In order to meet the challenges we face in these times of accelerating change and complexity even the healthy mind is gaining valuable support from the professional. Coaching is perfectly placed to serve our evolving psychological needs. But how does coaching relate to therapy, counselling, consultation and having a mentor? And how do we choose the best option?
It is generally agreed that it is wise to look after our mental health with a good life balance. A clear understanding of how the helping professions operate and the kind support available to us can help us respond quickly in these unsettled times to ensure we and our loved ones stay safe and successful.

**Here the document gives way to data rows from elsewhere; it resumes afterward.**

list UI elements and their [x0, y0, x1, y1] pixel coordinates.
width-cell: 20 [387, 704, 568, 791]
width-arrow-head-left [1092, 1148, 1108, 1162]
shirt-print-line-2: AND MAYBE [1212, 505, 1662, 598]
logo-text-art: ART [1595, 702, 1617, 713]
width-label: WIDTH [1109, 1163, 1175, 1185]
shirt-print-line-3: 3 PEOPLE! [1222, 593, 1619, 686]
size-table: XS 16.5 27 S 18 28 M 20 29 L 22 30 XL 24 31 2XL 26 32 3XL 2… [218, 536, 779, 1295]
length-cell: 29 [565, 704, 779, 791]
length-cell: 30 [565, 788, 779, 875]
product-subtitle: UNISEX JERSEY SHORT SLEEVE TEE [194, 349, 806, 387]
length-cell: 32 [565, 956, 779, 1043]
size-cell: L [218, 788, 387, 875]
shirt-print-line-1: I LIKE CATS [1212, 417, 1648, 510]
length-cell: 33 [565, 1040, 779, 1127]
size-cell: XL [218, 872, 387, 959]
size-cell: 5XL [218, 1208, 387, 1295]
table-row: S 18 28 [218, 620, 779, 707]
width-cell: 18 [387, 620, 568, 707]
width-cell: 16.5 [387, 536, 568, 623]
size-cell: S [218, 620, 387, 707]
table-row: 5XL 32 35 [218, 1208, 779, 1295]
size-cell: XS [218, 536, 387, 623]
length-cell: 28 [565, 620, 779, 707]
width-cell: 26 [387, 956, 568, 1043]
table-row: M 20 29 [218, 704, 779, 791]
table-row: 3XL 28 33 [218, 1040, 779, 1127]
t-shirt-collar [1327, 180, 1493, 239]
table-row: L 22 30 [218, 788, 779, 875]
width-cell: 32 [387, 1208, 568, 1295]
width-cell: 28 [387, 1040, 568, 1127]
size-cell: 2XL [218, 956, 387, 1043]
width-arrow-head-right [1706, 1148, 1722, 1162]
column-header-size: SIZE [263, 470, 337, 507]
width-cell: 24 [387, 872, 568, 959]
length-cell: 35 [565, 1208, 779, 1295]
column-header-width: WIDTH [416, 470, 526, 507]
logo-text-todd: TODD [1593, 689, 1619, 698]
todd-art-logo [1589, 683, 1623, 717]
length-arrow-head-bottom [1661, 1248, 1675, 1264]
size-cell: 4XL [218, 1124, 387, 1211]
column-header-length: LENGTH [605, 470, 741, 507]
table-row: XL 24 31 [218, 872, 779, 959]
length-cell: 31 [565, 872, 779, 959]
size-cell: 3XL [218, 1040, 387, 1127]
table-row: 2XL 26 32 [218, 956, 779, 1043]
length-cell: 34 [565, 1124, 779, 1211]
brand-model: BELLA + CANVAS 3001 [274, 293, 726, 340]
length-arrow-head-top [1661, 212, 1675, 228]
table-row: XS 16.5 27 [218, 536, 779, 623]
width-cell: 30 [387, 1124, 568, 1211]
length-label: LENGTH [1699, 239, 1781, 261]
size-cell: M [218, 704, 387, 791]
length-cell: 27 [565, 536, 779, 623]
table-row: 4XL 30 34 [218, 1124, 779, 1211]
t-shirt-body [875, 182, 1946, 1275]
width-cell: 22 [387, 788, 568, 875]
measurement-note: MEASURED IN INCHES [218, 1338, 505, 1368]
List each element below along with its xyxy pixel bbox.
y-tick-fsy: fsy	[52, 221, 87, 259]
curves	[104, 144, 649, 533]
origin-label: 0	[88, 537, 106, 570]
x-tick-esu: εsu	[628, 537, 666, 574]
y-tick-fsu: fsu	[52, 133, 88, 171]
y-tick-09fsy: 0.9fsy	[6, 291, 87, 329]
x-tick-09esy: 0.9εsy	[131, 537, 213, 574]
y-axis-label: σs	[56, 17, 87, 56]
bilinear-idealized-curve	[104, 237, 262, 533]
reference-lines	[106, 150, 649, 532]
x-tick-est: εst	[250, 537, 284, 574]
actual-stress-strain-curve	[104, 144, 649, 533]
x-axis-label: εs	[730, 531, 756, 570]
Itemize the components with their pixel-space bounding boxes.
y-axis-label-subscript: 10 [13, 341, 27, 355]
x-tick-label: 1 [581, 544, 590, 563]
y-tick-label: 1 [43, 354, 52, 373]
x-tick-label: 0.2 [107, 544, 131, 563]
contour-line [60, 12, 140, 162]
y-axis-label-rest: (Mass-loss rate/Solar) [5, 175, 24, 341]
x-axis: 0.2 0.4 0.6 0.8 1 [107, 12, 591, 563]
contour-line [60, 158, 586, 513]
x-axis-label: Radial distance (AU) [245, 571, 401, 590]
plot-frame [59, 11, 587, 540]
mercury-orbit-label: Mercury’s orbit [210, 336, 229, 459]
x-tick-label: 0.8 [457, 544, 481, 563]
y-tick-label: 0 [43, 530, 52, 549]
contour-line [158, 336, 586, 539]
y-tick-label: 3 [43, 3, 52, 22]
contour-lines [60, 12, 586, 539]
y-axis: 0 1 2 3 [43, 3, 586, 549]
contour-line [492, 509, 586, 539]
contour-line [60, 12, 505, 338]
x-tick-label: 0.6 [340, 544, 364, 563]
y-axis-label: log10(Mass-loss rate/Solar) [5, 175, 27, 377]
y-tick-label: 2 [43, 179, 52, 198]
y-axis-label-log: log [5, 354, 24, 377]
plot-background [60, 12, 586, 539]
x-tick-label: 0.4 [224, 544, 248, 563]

Coaching is one of the latest of these professions to emerge. Coaching has grown organically and locally whilst meeting today’s growing areas of need and is agile in the face of change. As a consequence, there is great diversity in its approaches and methodologies. Emerging neurological and social research on how we think, how we best learn and collaborate are helping all the helping professions to become more effective. Coaching agility has an open-sourced nature to it where coaches share their experiences and findings in webinars and blogs etc that are free of some of the bounds that the more regulatory of commercially guarded professions in this discussion.
In coaching the coachee’s profile is non-clinical, there is no direct focus on the healing of disease. Even though there may be some psychotherapeutic benefits through gaining awareness and insights into problems, the aim is not to bring relief to symptoms and is therefore not therapeutic in nature. This differentiates it from Psychotherapy and many areas of counselling.
Effective coaching assumes a non-hierarchical, adult to adult position in the helping relationship. This differentiates it from mentoring and consultancy. Here the helping relationship is valued for its imbalance of experience and expertise, It is the elevated position that information and role modelling is given to the process that is key. The coaching relationship assumes that the coach is the expert in coaching and the coachee the expert in his or her own life.
The process of coaching is about self-actualisation. At all points, the coachee is the one that determines the speed and direction of proceedings. The coach works within a boundary formed by the particular set of internal and external resources available to the coachee. This differentiates it from the other helping professions as the point where it is assumed that there is a lack of such resources.